One of the problems they ran into was a throughput limit with NTBackup: 640MB per minute. This is a definite problem when you have a four-hour backup window and terabytes of data to dump to disk. The four-hour window is pretty strict in order to avoid overlapping with online maintenance and the morning user traffic. They reduced the data size by using separate backup jobs to backup each individual mailbox store database, rather than each storage group as a whole, but it wasn’t enough.
As it turns out, there are some undocumented registry parameters that affect NTBackup’s performance:
- HKCU\Software\Microsoft\Ntbackup\Backup Engine\Logical Disk Buffer Size — the default value is 32; Microsoft changed it to 64.
- HKCU\Software\Microsoft\Ntbackup\Backup Engine\Max Buffer Size — the default value is 512; Microsoft changed it to 1024.
- HKCU\Software\Microsoft\Ntbackup\Backup Engine\Max Num Tape Buffers — the default value is 9; Microsoft changed it to 16.
With these changes they were able to get ~1.2GB per minute, enough to meet the window. They arrived at these values through testing, so make sure you test in your environment to find out the best values for your configuration.
There are advantages to backing up the individual databases rather than the storage group. The main benefit is that it creates a set of smaller files that can be moved to tape from the passive server with multiple streaming jobs, making better use of the tape device pool and allowing a higher number of concurrent backup streams. Depending on the media used, you can eliminate spanning multiple media.
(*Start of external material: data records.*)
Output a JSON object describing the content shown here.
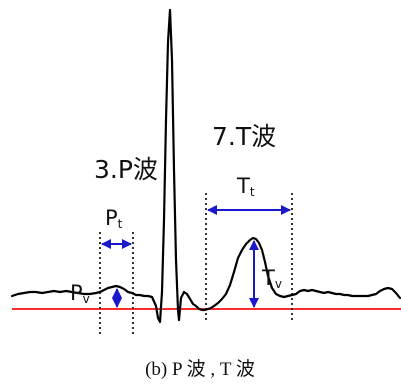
{
  "labels": {
    "p_wave_title": "3.P波",
    "t_wave_title": "7.T波",
    "p_interval_main": "P",
    "p_interval_sub": "t",
    "t_interval_main": "T",
    "t_interval_sub": "t",
    "p_amplitude_main": "P",
    "p_amplitude_sub": "v",
    "t_amplitude_main": "T",
    "t_amplitude_sub": "v"
  },
  "caption": "(b) P 波 , T 波",
  "colors": {
    "signal": "#000000",
    "baseline": "#ff2a2a",
    "arrow": "#1a1acc",
    "guide": "#000000",
    "text": "#111111"
  }
}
I’d somehow managed to miss this detail in the article on the Microsoft IT Showcase website, but it is there, along with a wealth of other detail. Give it a look if you haven’t already.
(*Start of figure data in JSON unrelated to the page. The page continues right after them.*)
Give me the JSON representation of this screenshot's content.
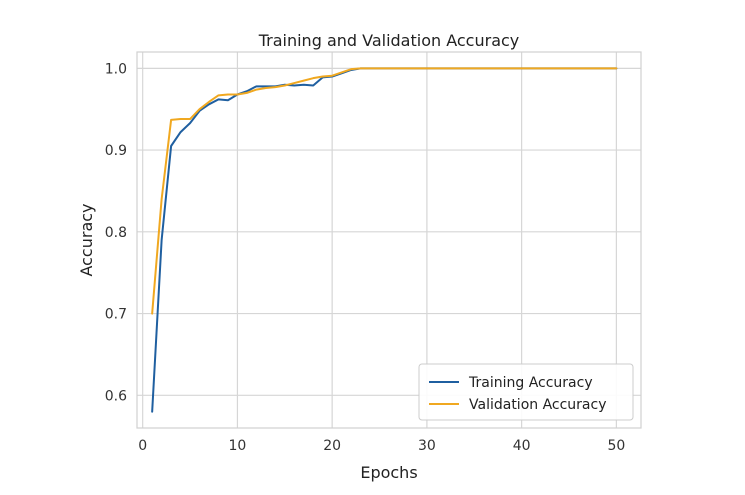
{
  "chart_data": {
    "type": "line",
    "title": "Training and Validation Accuracy",
    "xlabel": "Epochs",
    "ylabel": "Accuracy",
    "xlim": [
      -0.6,
      52.6
    ],
    "ylim": [
      0.56,
      1.02
    ],
    "xticks": [
      0,
      10,
      20,
      30,
      40,
      50
    ],
    "yticks": [
      0.6,
      0.7,
      0.8,
      0.9,
      1.0
    ],
    "xtick_labels": [
      "0",
      "10",
      "20",
      "30",
      "40",
      "50"
    ],
    "ytick_labels": [
      "0.6",
      "0.7",
      "0.8",
      "0.9",
      "1.0"
    ],
    "grid": true,
    "legend_position": "bottom-right",
    "series": [
      {
        "name": "Training Accuracy",
        "color": "#1f5fa0",
        "x": [
          1,
          2,
          3,
          4,
          5,
          6,
          7,
          8,
          9,
          10,
          11,
          12,
          13,
          14,
          15,
          16,
          17,
          18,
          19,
          20,
          21,
          22,
          23,
          24,
          25,
          26,
          27,
          28,
          29,
          30,
          31,
          32,
          33,
          34,
          35,
          36,
          37,
          38,
          39,
          40,
          41,
          42,
          43,
          44,
          45,
          46,
          47,
          48,
          49,
          50
        ],
        "values": [
          0.58,
          0.79,
          0.905,
          0.922,
          0.933,
          0.948,
          0.956,
          0.962,
          0.961,
          0.968,
          0.972,
          0.978,
          0.978,
          0.978,
          0.98,
          0.979,
          0.98,
          0.979,
          0.989,
          0.99,
          0.994,
          0.998,
          1.0,
          1.0,
          1.0,
          1.0,
          1.0,
          1.0,
          1.0,
          1.0,
          1.0,
          1.0,
          1.0,
          1.0,
          1.0,
          1.0,
          1.0,
          1.0,
          1.0,
          1.0,
          1.0,
          1.0,
          1.0,
          1.0,
          1.0,
          1.0,
          1.0,
          1.0,
          1.0,
          1.0
        ]
      },
      {
        "name": "Validation Accuracy",
        "color": "#f0a820",
        "x": [
          1,
          2,
          3,
          4,
          5,
          6,
          7,
          8,
          9,
          10,
          11,
          12,
          13,
          14,
          15,
          16,
          17,
          18,
          19,
          20,
          21,
          22,
          23,
          24,
          25,
          26,
          27,
          28,
          29,
          30,
          31,
          32,
          33,
          34,
          35,
          36,
          37,
          38,
          39,
          40,
          41,
          42,
          43,
          44,
          45,
          46,
          47,
          48,
          49,
          50
        ],
        "values": [
          0.7,
          0.84,
          0.937,
          0.938,
          0.938,
          0.95,
          0.959,
          0.967,
          0.968,
          0.968,
          0.97,
          0.974,
          0.976,
          0.977,
          0.979,
          0.982,
          0.985,
          0.988,
          0.99,
          0.991,
          0.995,
          0.999,
          1.0,
          1.0,
          1.0,
          1.0,
          1.0,
          1.0,
          1.0,
          1.0,
          1.0,
          1.0,
          1.0,
          1.0,
          1.0,
          1.0,
          1.0,
          1.0,
          1.0,
          1.0,
          1.0,
          1.0,
          1.0,
          1.0,
          1.0,
          1.0,
          1.0,
          1.0,
          1.0,
          1.0
        ]
      }
    ]
  }
}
The other tidbit for the night is to check out the new version of Jetstress. The most obvious difference is that it’s now a GUI utility rather than the command-line utility we’ve all come to know and love. There’s also been a change in the recommendations for using Jetstress. Previously, Microsoft recommended that you use a test database one-twentieth to one-tenth of the size of your expected production database size. It turns out that this recommendation is likely to cause a condition known as short-stroking, which is when the disk head only moves over a small portion of the platter instead of the full distance. Short-stroking artificially reduces the head seek time which elevates your disk throughput benchmarks far past levels that you can sustain under production circumstances with fully populated databases.
Instead, you should use something much more representative of your final database size — at least 70%, preferably 100% if you have the capacity in your test lab. As always, the best test scenario is as close to production as you can get.